The Effects of Meteorin-Like Protein on Diabetic Neuropathy: In Vivo and In Vitro Model Studies

Abstract

Diabetes is a disease characterized by insulin metabolism, and diabetic neuropathy (DN) develops as a result of prolonged hyperglycemia. Meteorin-like protein (Metrnl), which has been found to regulate insulin resistance in conducted studies, is thought to be therapeutic for type-2 diabetes. This study was conducted to investigate the efficacy of Metrnl on In Vivo and In Vitro diabetic neuropathy model.

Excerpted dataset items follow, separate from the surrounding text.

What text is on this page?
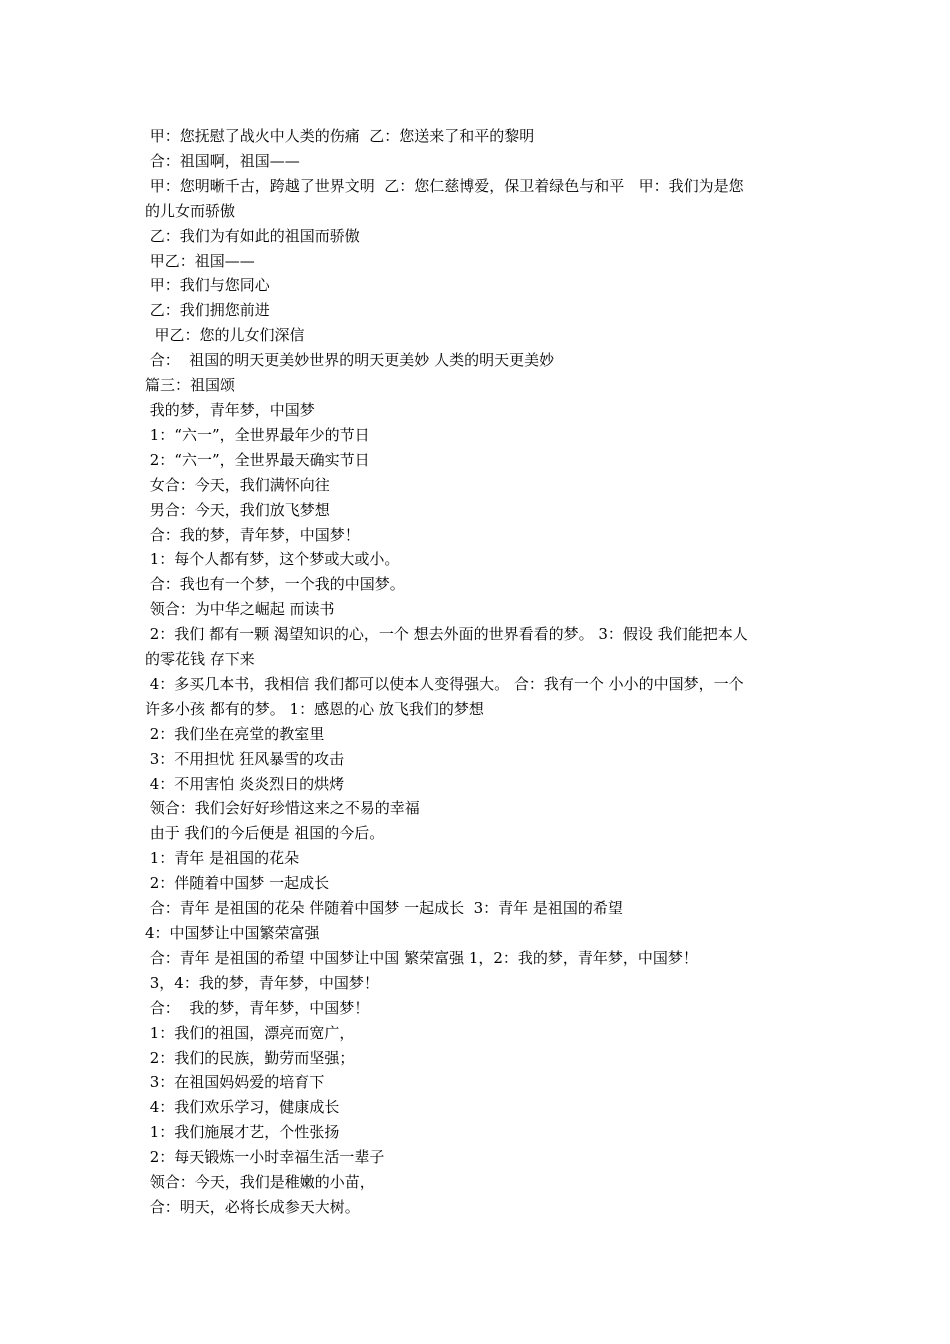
甲：您抚慰了战火中人类的伤痛  乙：您送来了和平的黎明
合：祖国啊，祖国——
甲：您明晰千古，跨越了世界文明  乙：您仁慈博爱，保卫着绿色与和平   甲：我们为是您
的儿女而骄傲
乙：我们为有如此的祖国而骄傲
甲乙：祖国——
甲：我们与您同心
乙：我们拥您前进
甲乙：您的儿女们深信
合：  祖国的明天更美妙世界的明天更美妙 人类的明天更美妙
篇三：祖国颂
我的梦，青年梦，中国梦
1：“六一”，全世界最年少的节日
2：“六一”，全世界最天确实节日
女合：今天，我们满怀向往
男合：今天，我们放飞梦想
合：我的梦，青年梦，中国梦！
1：每个人都有梦，这个梦或大或小。
合：我也有一个梦，一个我的中国梦。
领合：为中华之崛起 而读书
2：我们 都有一颗 渴望知识的心，一个 想去外面的世界看看的梦。 3：假设 我们能把本人
的零花钱 存下来
4：多买几本书，我相信 我们都可以使本人变得强大。 合：我有一个 小小的中国梦，一个
许多小孩 都有的梦。 1：感恩的心 放飞我们的梦想
2：我们坐在亮堂的教室里
3：不用担忧 狂风暴雪的攻击
4：不用害怕 炎炎烈日的烘烤
领合：我们会好好珍惜这来之不易的幸福
由于 我们的今后便是 祖国的今后。
1：青年 是祖国的花朵
2：伴随着中国梦 一起成长
合：青年 是祖国的花朵 伴随着中国梦 一起成长  3：青年 是祖国的希望
4：中国梦让中国繁荣富强
合：青年 是祖国的希望 中国梦让中国 繁荣富强 1，2：我的梦，青年梦，中国梦！
3，4：我的梦，青年梦，中国梦！
合：  我的梦，青年梦，中国梦！
1：我们的祖国，漂亮而宽广，
2：我们的民族，勤劳而坚强；
3：在祖国妈妈爱的培育下
4：我们欢乐学习，健康成长
1：我们施展才艺，个性张扬
2：每天锻炼一小时幸福生活一辈子
领合：今天，我们是稚嫩的小苗，
合：明天，必将长成参天大树。
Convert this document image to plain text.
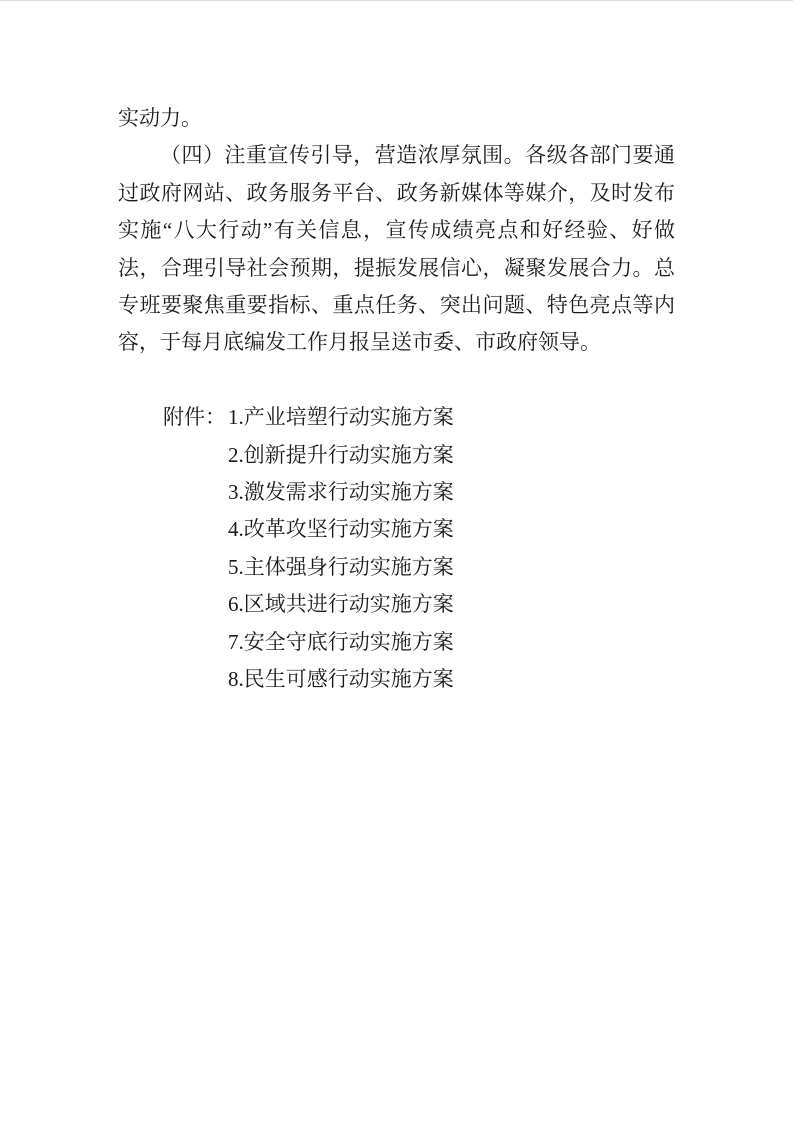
实动力。

（四）注重宣传引导，营造浓厚氛围。各级各部门要通过政府网站、政务服务平台、政务新媒体等媒介，及时发布实施“八大行动”有关信息，宣传成绩亮点和好经验、好做法，合理引导社会预期，提振发展信心，凝聚发展合力。总专班要聚焦重要指标、重点任务、突出问题、特色亮点等内容，于每月底编发工作月报呈送市委、市政府领导。

附件： 1.产业培塑行动实施方案
2.创新提升行动实施方案
3.激发需求行动实施方案
4.改革攻坚行动实施方案
5.主体强身行动实施方案
6.区域共进行动实施方案
7.安全守底行动实施方案
8.民生可感行动实施方案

In study, 40 normoglycemic male Balb-C mice were divided into 4 groups (n = 10). Except for control, all groups received a single intraperitoneal (ip) injection of streptozotocin (STZ). After 72 h, blood glucose level was measured and animals above 250 mg/dL were considered diabetic. 14-day experiments were initiated 21 days after the onset of diabetes. Every day for 14 days, 0.9% isotonic sodium chloride was administered to DN group, and 2–4 µg/kg/day ip Metrnl was administered to treatment groups, and nociceptive behavior tests were performed simultaneously. End of experiment, animals were decapitated, and pancreatic tissues were collected. Dorsal root ganglion (DRG) isolated from Wistar Albino rats aged 1-2 days were exposed to high glucose for 24 , and the effect of Metrnl on cell viability and cellular pathway it utilizes were determined. It was observed that Metrnl injection increased the pain threshold (p < 0.05), improved oxidative stress parameters (p < 0.05), and restored histopathological damage of the pancreas (p < 0.05) compared to the DN group. Furthermore, Metrnl was detected to increase cell viability by utilizing mitogen-activated protein kinase pathway in DRG (p < 0.05). These findings suggest that Metrnl has neuroprotective and analgesic efficacy and ameliorates oxidative damage and histopathologic status of pancreas.